Ворочайся, Курочка-Ряба,
Кудахтай во гробе, зови…
Ведь светятся в окнах Генштаба
Зеленые лампы любви.
Они как зеленые точки,
Что после, с приходом весны,
По веткам березок, по кочкам
Рассыпят воскресные сны.
Россия воскреснет наверное!
Воспрянет сквозь инистый суп!
Россия воскреснет на Вербное
И сбросит тяжелый тулуп!
И девочка свечку заветную
Из церкви домой принесет,
И мальчик ей каплю запретную
В овальное ушко вольет.
Нашепчет про годы военные,
Про тыл, про законы любви,
Про красные, влажные, тленные,
Про нежные губы свои.
И там, где река и излучина,
Когда подкрадется рассвет,
С его силуэтом измученным
Сольется ее силуэт.
И верно, за этой околицей,
Наморщив коричневый лоб,
На звук поцелуя помолится
Осевший весенний сугроб.
За это, товарищ, за это,
За то, чтобы в складчатых льдах
Бродило зеленое лето,
Как жирный комбат на сносях!
Взыграй, новогодний напиток,
Щемящий, шипучий, шальной,
Чтоб дерзко взъерошить избыток
Таинственной силы родной!
Я вижу, что ты раскраснелся.
Теперь оглянись, посмотри
На то, как Мороз-Воевода
Обходит владенья свои.
Да по хую, в общем, морозец!
Как дверца печурки – пизда!
Мы щас старика замусолим,
Нам дай только волю, братва!
Мы сами дыханьем и стоном,
Молитвой и бранью, слезой
И смехом, встающим над бором,
Разделаться можем с собой.
О-о-о, не нам ведь бояться кошмаров!
Этот холод – источник любви.
В глубине смертоносных ударов
Поцелуи клокочут Твои!
В снежном мареве грезит крестьянка,
На дровах то ли лед, то ли воск…
И так нежно баюкает, греет Изнанка
В летнем поле затерянный мозг.
Глава 34
Ленинград
Подобно тому как повествование длится до тех пор, пока оно остается тайной для самого себя, так же и человеческое существование держится на темных местах, на невыясненных обстоятельствах.
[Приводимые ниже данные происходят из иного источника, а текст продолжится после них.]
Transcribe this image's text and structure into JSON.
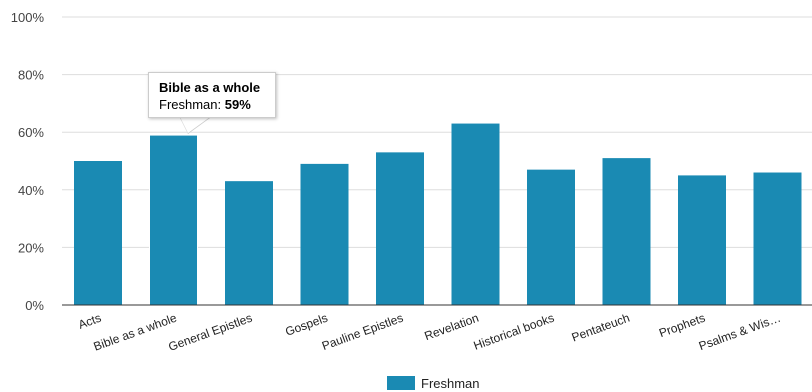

Одним из невыясненных обстоятельств остается вопрос, является ли это существование и в самом деле человеческим или же нечто разворачивается, едет, заполняя собой так называемый «жизненный путь». И на разных этапах и станциях этого пути по-разному ложатся тени, по-разному сырость оставляет пятна, и в этих местах гнездится наполненность. На тех же участках «жизненного пути», где он ярко освещен и сух, видно, что он также и пуст, и никто не проживает мириады заготовленных жизней. Поэтому, чтобы не светиться своей пустотой и, что называется, не «щеголять», жизнь стремится быть темной и влажной, то поднимаясь в холодные, мокрые горы, то спускаясь, чтобы припасть к болотам или к тому разбухшему, что приносит море.